Тогда я отправился в Италию и сделал всё, чтобы вы стали следующей королевой Англии, буде за то проголосует парламент. Если верить ториям, учредившим Земельный банк, эта страна стоит шестьсот миллионов турских ливров. Они продают зерно и со страшной скоростью ввозят золото. Другими словами, там есть деньги — не бесконечное количество, но довольно, чтобы выстроить несколько арифметических машин.
— Не только парламент должен проголосовать, но и множество людей умереть в правильной последовательности, чтобы я вступила на английский престол. Во-первых, Вильгельм, во-вторых, принцесса Анна, которая к тому времени станет королевой Анной, затем маленький герцог Глостерский и прочие дети, которых она может родить той порой. Мне шестьдесят семь лет. Вам надо искать поддержки у кого-нибудь другого… И-ах! Готово! Так-то вторгаться в мой обеденный зал! Доктор Лейбниц, полюбуйтесь на мою стряпню!
Рапира больше не двигалась. Лейбниц, не спуская глаз с напудренного лица Софии, отважился подойти ближе, затем взглядом прочертил линию от пухлого белого плеча, по рукаву, через унизанную браслетами и кольцами руку, вдоль ржавого клинка к дрезденскому блюду, на котором лежала убитая летучая мышь, расправив крылья так аккуратно, будто её сервировал на блюде искусный французский повар.
— Комета упала на Землю! — провозгласила София.
— Как вы поэтично выражаетесь, матушка, — раздался голос у Лейбница за спиной.
Тот обернулся. В дверях стоял крупный сорокалетний мужчина с лицом и манерами куда более молодого человека. Кронпринц Георг-Людвиг, кажется, только сейчас осознал, что его матушка стоит на столе. Он несколько раз по-лягушачьи моргнул.
— Комета приближается… э… к дереву.
— К дереву?! Кометы не приближаются к деревьям!
— Она попалась в силки, раскинутые соколом.
— Соколы не раскидывают силков, — не сдержался Лейбниц. Ответный взгляд Георга-Людвига заставил доктора пожалеть, что он отдал Софии единственное орудие самозащиты.
— Георг, мой первенец, любовь моя, моя гордость, что ты нам хочешь сказать? — ласково спросила София.
— Царь приближается к Герренхаузену!
— Так царь — комета?
— Разумеется.
— Мы называли кометой эту летучую мышь.
Уголки губ у Георга пошли вниз, так, что губы исчезли, а щель между ними приобрела сходство с гароттой. Он наградил Лейбница убийственным взглядом, словно тот в чём-то перед ним провинился.

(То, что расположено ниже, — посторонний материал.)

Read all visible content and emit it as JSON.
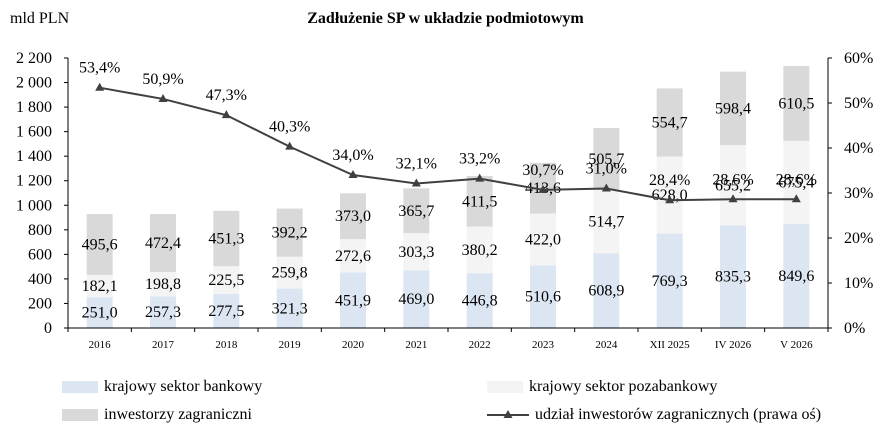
{
  "chart_data": {
    "type": "bar",
    "stacked": true,
    "title": "Zadłużenie SP w układzie podmiotowym",
    "ylabel": "mld PLN",
    "ylim": [
      0,
      2200
    ],
    "y_ticks": [
      "0",
      "200",
      "400",
      "600",
      "800",
      "1 000",
      "1 200",
      "1 400",
      "1 600",
      "1 800",
      "2 000",
      "2 200"
    ],
    "y2lim": [
      0,
      60
    ],
    "y2_ticks": [
      "0%",
      "10%",
      "20%",
      "30%",
      "40%",
      "50%",
      "60%"
    ],
    "categories": [
      "2016",
      "2017",
      "2018",
      "2019",
      "2020",
      "2021",
      "2022",
      "2023",
      "2024",
      "XII 2025",
      "IV 2026",
      "V 2026"
    ],
    "series": [
      {
        "name": "krajowy sektor bankowy",
        "color": "#dce6f2",
        "values": [
          251.0,
          257.3,
          277.5,
          321.3,
          451.9,
          469.0,
          446.8,
          510.6,
          608.9,
          769.3,
          835.3,
          849.6
        ],
        "labels": [
          "251,0",
          "257,3",
          "277,5",
          "321,3",
          "451,9",
          "469,0",
          "446,8",
          "510,6",
          "608,9",
          "769,3",
          "835,3",
          "849,6"
        ]
      },
      {
        "name": "krajowy sektor pozabankowy",
        "color": "#f4f4f4",
        "values": [
          182.1,
          198.8,
          225.5,
          259.8,
          272.6,
          303.3,
          380.2,
          422.0,
          514.7,
          628.0,
          655.2,
          675.4
        ],
        "labels": [
          "182,1",
          "198,8",
          "225,5",
          "259,8",
          "272,6",
          "303,3",
          "380,2",
          "422,0",
          "514,7",
          "628,0",
          "655,2",
          "675,4"
        ]
      },
      {
        "name": "inwestorzy zagraniczni",
        "color": "#d9d9d9",
        "values": [
          495.6,
          472.4,
          451.3,
          392.2,
          373.0,
          365.7,
          411.5,
          413.6,
          505.7,
          554.7,
          598.4,
          610.5
        ],
        "labels": [
          "495,6",
          "472,4",
          "451,3",
          "392,2",
          "373,0",
          "365,7",
          "411,5",
          "413,6",
          "505,7",
          "554,7",
          "598,4",
          "610,5"
        ]
      }
    ],
    "line": {
      "name": "udział inwestorów zagranicznych (prawa oś)",
      "color": "#404040",
      "axis": "right",
      "values": [
        53.4,
        50.9,
        47.3,
        40.3,
        34.0,
        32.1,
        33.2,
        30.7,
        31.0,
        28.4,
        28.6,
        28.6
      ],
      "labels": [
        "53,4%",
        "50,9%",
        "47,3%",
        "40,3%",
        "34,0%",
        "32,1%",
        "33,2%",
        "30,7%",
        "31,0%",
        "28,4%",
        "28,6%",
        "28,6%"
      ]
    },
    "legend_position": "bottom",
    "grid": false
  }
}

— А кто сокол, ваше высочество? — спросил Лейбниц.
— Ваша послушная ученица и моя младшая сестра София-Шарлотта, курфюрстина Бранденбургская, доктор Лейбниц.
— Превосходно. Так метафора с силками означает, что её светлость пленила Петра своими ухищрениями и красотой.

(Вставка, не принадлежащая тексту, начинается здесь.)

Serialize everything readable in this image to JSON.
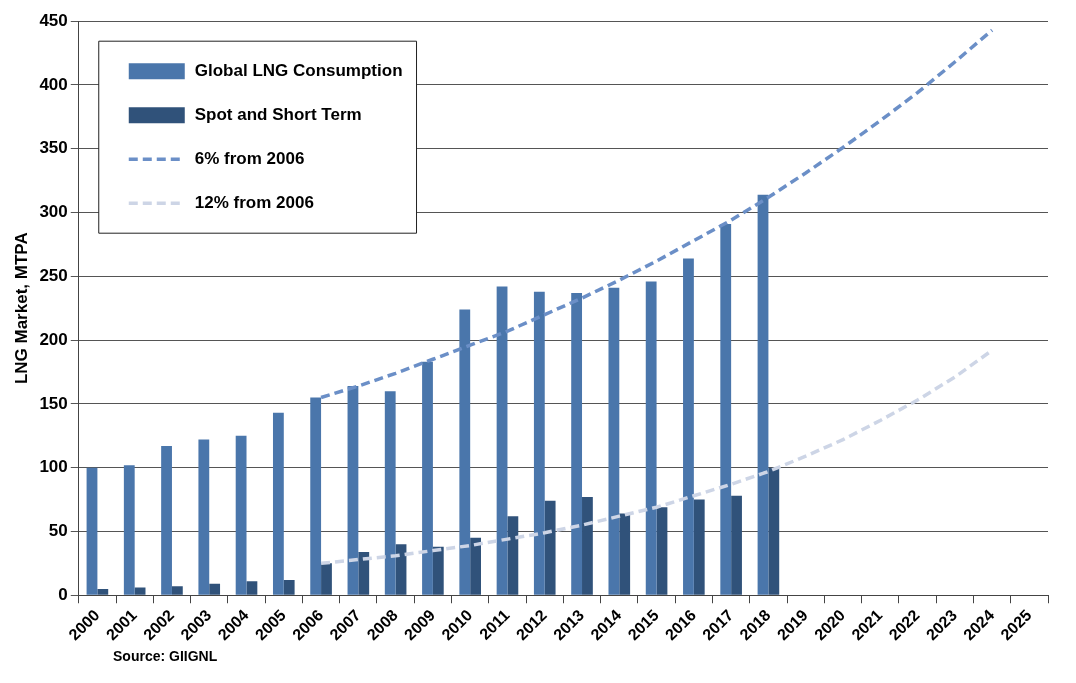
{
  "chart_data": {
    "type": "bar",
    "ylabel": "LNG Market, MTPA",
    "categories": [
      "2000",
      "2001",
      "2002",
      "2003",
      "2004",
      "2005",
      "2006",
      "2007",
      "2008",
      "2009",
      "2010",
      "2011",
      "2012",
      "2013",
      "2014",
      "2015",
      "2016",
      "2017",
      "2018",
      "2019",
      "2020",
      "2021",
      "2022",
      "2023",
      "2024",
      "2025"
    ],
    "series": [
      {
        "name": "Global LNG Consumption",
        "color": "#4a76ab",
        "values": [
          100,
          102,
          117,
          122,
          125,
          143,
          155,
          164,
          160,
          183,
          224,
          242,
          238,
          237,
          241,
          246,
          264,
          291,
          314,
          null,
          null,
          null,
          null,
          null,
          null,
          null
        ]
      },
      {
        "name": "Spot and Short Term",
        "color": "#30527a",
        "values": [
          5,
          6,
          7,
          9,
          11,
          12,
          25,
          34,
          40,
          38,
          45,
          62,
          74,
          77,
          64,
          69,
          75,
          78,
          100,
          null,
          null,
          null,
          null,
          null,
          null,
          null
        ]
      },
      {
        "name": "6% from 2006",
        "type": "line",
        "line_style": "dashed",
        "color": "#6b8fc7",
        "values": [
          null,
          null,
          null,
          null,
          null,
          null,
          155,
          164,
          174,
          185,
          196,
          207,
          220,
          233,
          247,
          262,
          278,
          294,
          312,
          331,
          351,
          372,
          394,
          418,
          443,
          null
        ]
      },
      {
        "name": "12% from 2006",
        "type": "line",
        "line_style": "dashed",
        "color": "#cdd5e6",
        "values": [
          null,
          null,
          null,
          null,
          null,
          null,
          25,
          28,
          31,
          35,
          39,
          44,
          49,
          55,
          62,
          69,
          78,
          87,
          97,
          109,
          122,
          137,
          153,
          171,
          192,
          null
        ]
      }
    ],
    "ylim": [
      0,
      450
    ],
    "yticks": [
      0,
      50,
      100,
      150,
      200,
      250,
      300,
      350,
      400,
      450
    ],
    "grid": "y",
    "legend": "top left",
    "marker": "none",
    "annotations": [
      "Source: GIIGNL"
    ]
  }
}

— Он пронёсся через Берлин подобно пушечному ядру, вынудив её, как лису, догонять его в Коппенбрюгге.
— Ты хочешь сказать, что София-Шарлотта с лисьей хитростью преследовала пушечное ядро? Или что царь уходил, как лисица от погони? — спросила София.
— Я хочу сказать, что они сейчас появятся.
— Иди к отцу. Отошли похоронную команду. — София имела в виду врачей. — Объясни, что может появиться некто очень высокий и чрезвычайно важный и что ему неплохо бы сказать пару любезных слов.
— Хорошо, матушка, — отвечал послушный сын. Он поклонился матери, зло сощурился на Лейбница и вышел.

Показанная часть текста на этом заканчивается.